What sanctions are being demanded
The motion calls on the government to take several concrete steps. These include banning trade and investment involving illegal Israeli settlements, imposing targeted sanctions such as travel bans and asset freezes on individuals and entities seen as complicit in the occupation, suspending the UK-Israel trade agreement until Israel complies with international law, and placing an arms embargo on Israel.
That is a far broader package than symbolic parliamentary criticism. It amounts to a demand for economic, diplomatic, and military pressure, all tied to the claim that Britain has legal obligations not to assist an unlawful situation identified by the ICJ.
Why this is politically important
Early day motions rarely force immediate government action on their own, but they do signal political momentum. In this case, the fact that 75 MPs signed on shows there is a sizeable bloc in Parliament willing to publicly support sanctions-based pressure on Israel. The signatories come from multiple parties, which adds weight even if the motion itself is not binding.
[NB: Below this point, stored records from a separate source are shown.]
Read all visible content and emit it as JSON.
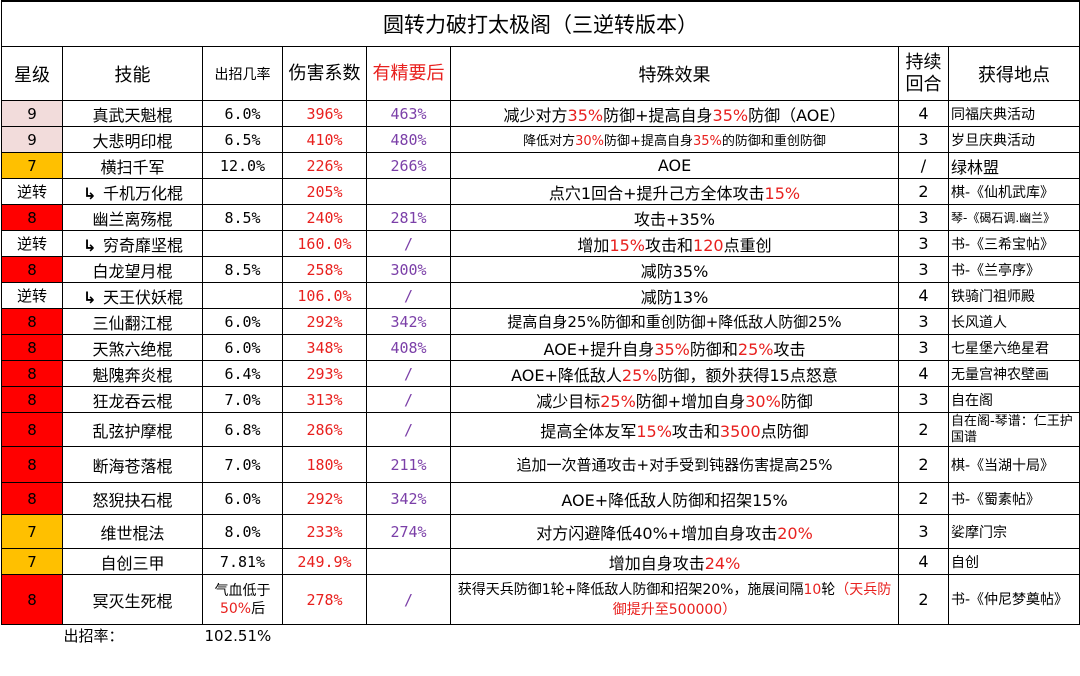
{
  "title": "圆转力破打太极阁（三逆转版本）",
  "colors": {
    "star9": "#f2dcdb",
    "star8": "#ff0000",
    "star7": "#ffc000",
    "red_text": "#e8201e",
    "purple_text": "#7b3fa8"
  },
  "headers": {
    "star": "星级",
    "skill": "技能",
    "rate": "出招几率",
    "coef": "伤害系数",
    "refined": "有精要后",
    "effect": "特殊效果",
    "duration": "持续回合",
    "location": "获得地点"
  },
  "rows": [
    {
      "star": "9",
      "skill": "真武天魁棍",
      "rate": "6.0%",
      "coef": "396%",
      "refined": "463%",
      "effect": [
        "减少对方",
        "35%",
        "防御+提高自身",
        "35%",
        "防御（AOE）"
      ],
      "duration": "4",
      "location": "同福庆典活动"
    },
    {
      "star": "9",
      "skill": "大悲明印棍",
      "rate": "6.5%",
      "coef": "410%",
      "refined": "480%",
      "effect": [
        "降低对方",
        "30%",
        "防御+提高自身",
        "35%",
        "的防御和重创防御"
      ],
      "duration": "3",
      "location": "岁旦庆典活动"
    },
    {
      "star": "7",
      "skill": "横扫千军",
      "rate": "12.0%",
      "coef": "226%",
      "refined": "266%",
      "effect": "AOE",
      "duration": "/",
      "location": "绿林盟"
    },
    {
      "star": "逆转",
      "skill": "千机万化棍",
      "rate": "",
      "coef": "205%",
      "refined": "",
      "effect": [
        "点穴1回合+提升己方全体攻击",
        "15%"
      ],
      "duration": "2",
      "location": "棋-《仙机武库》"
    },
    {
      "star": "8",
      "skill": "幽兰离殇棍",
      "rate": "8.5%",
      "coef": "240%",
      "refined": "281%",
      "effect": "攻击+35%",
      "duration": "3",
      "location": "琴-《碣石调.幽兰》"
    },
    {
      "star": "逆转",
      "skill": "穷奇靡坚棍",
      "rate": "",
      "coef": "160.0%",
      "refined": "/",
      "effect": [
        "增加",
        "15%",
        "攻击和",
        "120",
        "点重创"
      ],
      "duration": "3",
      "location": "书-《三希宝帖》"
    },
    {
      "star": "8",
      "skill": "白龙望月棍",
      "rate": "8.5%",
      "coef": "258%",
      "refined": "300%",
      "effect": "减防35%",
      "duration": "3",
      "location": "书-《兰亭序》"
    },
    {
      "star": "逆转",
      "skill": "天王伏妖棍",
      "rate": "",
      "coef": "106.0%",
      "refined": "/",
      "effect": "减防13%",
      "duration": "4",
      "location": "铁骑门祖师殿"
    },
    {
      "star": "8",
      "skill": "三仙翻江棍",
      "rate": "6.0%",
      "coef": "292%",
      "refined": "342%",
      "effect": "提高自身25%防御和重创防御+降低敌人防御25%",
      "duration": "3",
      "location": "长风道人"
    },
    {
      "star": "8",
      "skill": "天煞六绝棍",
      "rate": "6.0%",
      "coef": "348%",
      "refined": "408%",
      "effect": [
        "AOE+提升自身",
        "35%",
        "防御和",
        "25%",
        "攻击"
      ],
      "duration": "3",
      "location": "七星堡六绝星君"
    },
    {
      "star": "8",
      "skill": "魁隗奔炎棍",
      "rate": "6.4%",
      "coef": "293%",
      "refined": "/",
      "effect": [
        "AOE+降低敌人",
        "25%",
        "防御，额外获得15点怒意"
      ],
      "duration": "4",
      "location": "无量宫神农壁画"
    },
    {
      "star": "8",
      "skill": "狂龙吞云棍",
      "rate": "7.0%",
      "coef": "313%",
      "refined": "/",
      "effect": [
        "减少目标",
        "25%",
        "防御+增加自身",
        "30%",
        "防御"
      ],
      "duration": "3",
      "location": "自在阁"
    },
    {
      "star": "8",
      "skill": "乱弦护摩棍",
      "rate": "6.8%",
      "coef": "286%",
      "refined": "/",
      "effect": [
        "提高全体友军",
        "15%",
        "攻击和",
        "3500",
        "点防御"
      ],
      "duration": "2",
      "location": "自在阁-琴谱：仁王护国谱"
    },
    {
      "star": "8",
      "skill": "断海苍落棍",
      "rate": "7.0%",
      "coef": "180%",
      "refined": "211%",
      "effect": "追加一次普通攻击+对手受到钝器伤害提高25%",
      "duration": "2",
      "location": "棋-《当湖十局》"
    },
    {
      "star": "8",
      "skill": "怒猊抉石棍",
      "rate": "6.0%",
      "coef": "292%",
      "refined": "342%",
      "effect": "AOE+降低敌人防御和招架15%",
      "duration": "2",
      "location": "书-《蜀素帖》"
    },
    {
      "star": "7",
      "skill": "维世棍法",
      "rate": "8.0%",
      "coef": "233%",
      "refined": "274%",
      "effect": [
        "对方闪避降低40%+增加自身攻击",
        "20%"
      ],
      "duration": "3",
      "location": "娑摩门宗"
    },
    {
      "star": "7",
      "skill": "自创三甲",
      "rate": "7.81%",
      "coef": "249.9%",
      "refined": "",
      "effect": [
        "增加自身攻击",
        "24%"
      ],
      "duration": "4",
      "location": "自创"
    },
    {
      "star": "8",
      "skill": "冥灭生死棍",
      "rate_lines": [
        "气血低于",
        "50%",
        "后"
      ],
      "coef": "278%",
      "refined": "/",
      "effect_lines": [
        "获得天兵防御1轮+降低敌人防御和招架20%，施展间隔",
        "10",
        "轮",
        "（天兵防御提升至500000）"
      ],
      "duration": "2",
      "location": "书-《仲尼梦奠帖》"
    }
  ],
  "footer": {
    "label": "出招率：",
    "value": "102.51%"
  }
}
It also lands in a political environment where the UK has already taken some punitive steps against Israel before. In May 2025, Britain announced further sanctions and suspended trade negotiations with Israel over the Gaza crisis, showing that sanctions are no longer a fringe demand in British politics, even if the government has stopped well short of the full measures now being sought in EDM 2822.
The larger argument behind the motion
At the heart of this debate is a question that has been building for months: if the UK says international law must be upheld consistently, can it justify one standard for Russia and another for Israel? Supporters of the motion plainly think the answer is no. They argue that if the ICJ has already laid out obligations for states not to aid or assist an unlawful occupation, then Britain cannot continue business as usual.
Critics, of course, would say sanctions risk escalating diplomatic tensions and reducing Britain’s leverage. But the MPs backing this motion seem to be making a different calculation. Their view appears to be that diplomacy without consequences has achieved very little and that stronger pressure is now both a moral and legal necessity. This is an inference from the remedies they demand in the motion.
What happens next
The motion does not automatically change UK policy. The government is under no obligation to implement its demands simply because MPs signed it. But politically, it adds to mounting pressure from lawmakers, activists, and legal voices who want Britain to move beyond statements of concern and toward material consequences.
For now, the significance of the story lies in the message itself: a notable group of MPs is no longer asking merely for criticism of Israel’s actions. They are asking for sanctions, trade restrictions, and an arms embargo. In Westminster terms, that is a serious escalation of pressure.